We need to signup in Docker Hub to create our personal account. Once we have signedup in Docker Hub, we need to create a repository.

Example:

After creating the repository in Docker Hub, we will push our image by following the steps below.

  1. Login to Docker Hub using docker login command.

  2. Update the tag of the image with username and name of the repository using docker tag command. You could also specify the tag name. The tag name indicates the specific version of the image. If the tag name is not specified then Docker will use the default tag latest. In our example, we have changed the image name from exampleimage to examplerepo with tag 1.0.0.

    docker tag exampleimage <username>/examplerepo:1.0.0
    

  3. Execute the docker push command to push the image to Docker Hub.

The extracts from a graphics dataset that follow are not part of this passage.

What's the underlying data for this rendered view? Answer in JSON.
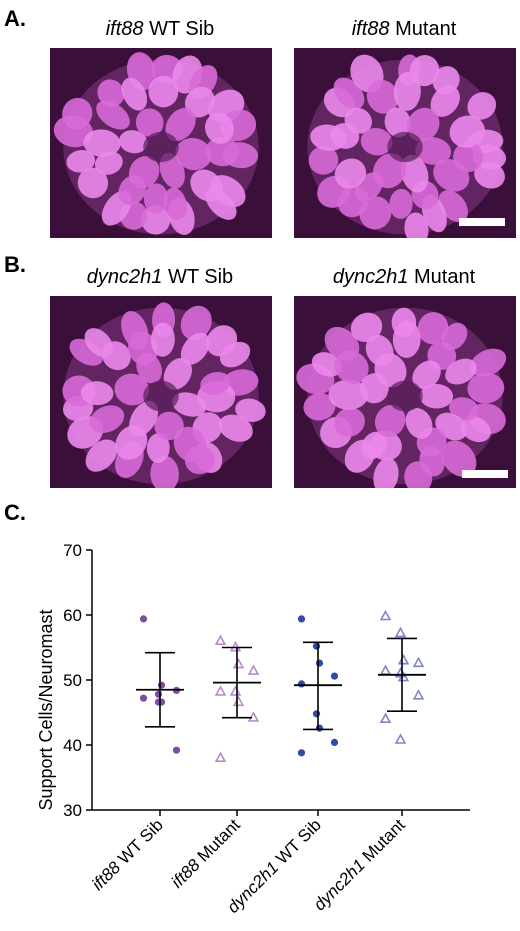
{
  "panels": {
    "a": {
      "letter": "A.",
      "left_title": {
        "gene": "ift88",
        "rest": " WT Sib"
      },
      "right_title": {
        "gene": "ift88",
        "rest": " Mutant"
      }
    },
    "b": {
      "letter": "B.",
      "left_title": {
        "gene": "dync2h1",
        "rest": " WT Sib"
      },
      "right_title": {
        "gene": "dync2h1",
        "rest": " Mutant"
      }
    },
    "c": {
      "letter": "C."
    }
  },
  "colors": {
    "magenta_bg": "#3a0f3a",
    "cell": "#d86ad8",
    "cell_bright": "#ec88ec"
  },
  "chart_data": {
    "type": "scatter",
    "ylabel": "Support Cells/Neuromast",
    "ylim": [
      30,
      70
    ],
    "yticks": [
      30,
      40,
      50,
      60,
      70
    ],
    "categories": [
      {
        "gene": "ift88",
        "rest": " WT Sib"
      },
      {
        "gene": "ift88",
        "rest": " Mutant"
      },
      {
        "gene": "dync2h1",
        "rest": " WT Sib"
      },
      {
        "gene": "dync2h1",
        "rest": " Mutant"
      }
    ],
    "series": [
      {
        "marker": "filled-circle",
        "color": "#7b4ea3",
        "values": [
          59.4,
          47.8,
          49.2,
          48.4,
          47.2,
          46.6,
          46.6,
          39.2
        ],
        "mean": 48.5,
        "sd_low": 42.8,
        "sd_high": 54.2
      },
      {
        "marker": "open-triangle",
        "color": "#b88ad0",
        "values": [
          56.0,
          55.0,
          52.4,
          51.4,
          48.2,
          48.2,
          46.6,
          44.2,
          38.0
        ],
        "mean": 49.6,
        "sd_low": 44.2,
        "sd_high": 55.0
      },
      {
        "marker": "filled-circle",
        "color": "#2f4aa8",
        "values": [
          59.4,
          55.2,
          52.6,
          50.6,
          49.4,
          44.8,
          42.6,
          40.4,
          38.8
        ],
        "mean": 49.2,
        "sd_low": 42.4,
        "sd_high": 55.8
      },
      {
        "marker": "open-triangle",
        "color": "#7f85c8",
        "values": [
          59.8,
          57.2,
          53.0,
          52.6,
          51.4,
          51.0,
          50.4,
          47.6,
          44.0,
          40.8
        ],
        "mean": 50.8,
        "sd_low": 45.2,
        "sd_high": 56.4
      }
    ]
  }
}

    docker push <username>/examplerepo:1.0.0
    

We have now successfully pushed our image to Docker Hub.

Removing the container, images, and cleaning up unused data of Docker

We could view the running containers in our local system using the docker ps command. If the command does return any output then the containers are not running and we could use docker ps -a command to view all containers.

We could view the images using docker images command.

It is worth noting that updating a tag in existing image does not change image ID for the newly tagged image.

We could remove the container using the docker rm <containername or containerid>. Since our container examplecontainer is in running state, the command would fail and we need to execute docker rm -f <containername or ID> to remove the running container.

We could remove an image using the command docker rmi <imagename:tagname or imageid>. If there is any container using that image then the command would fail. We would need to remove the container created using that image first then remove the image.

You could remove the unsued data which stored in cache by Docker when building images using the docker system prune command.

Pull image from Docker Hub

Now that we have removed the containers and images created so far and cleared cache of Docker.

We could pull image from Docker Hub using the docker pull command. We would pull the examplerepo:1.0.0 image from Docker Hub.

docker pull <username>/examplerepo:1.0.0

We could also run a container by using the image from the Docker Hub using the docker run command.

docker run -d <username>/examplerepo:1.0.0

Note that running containers from a container registry like Docker Hub does docker image pull first and then run the container.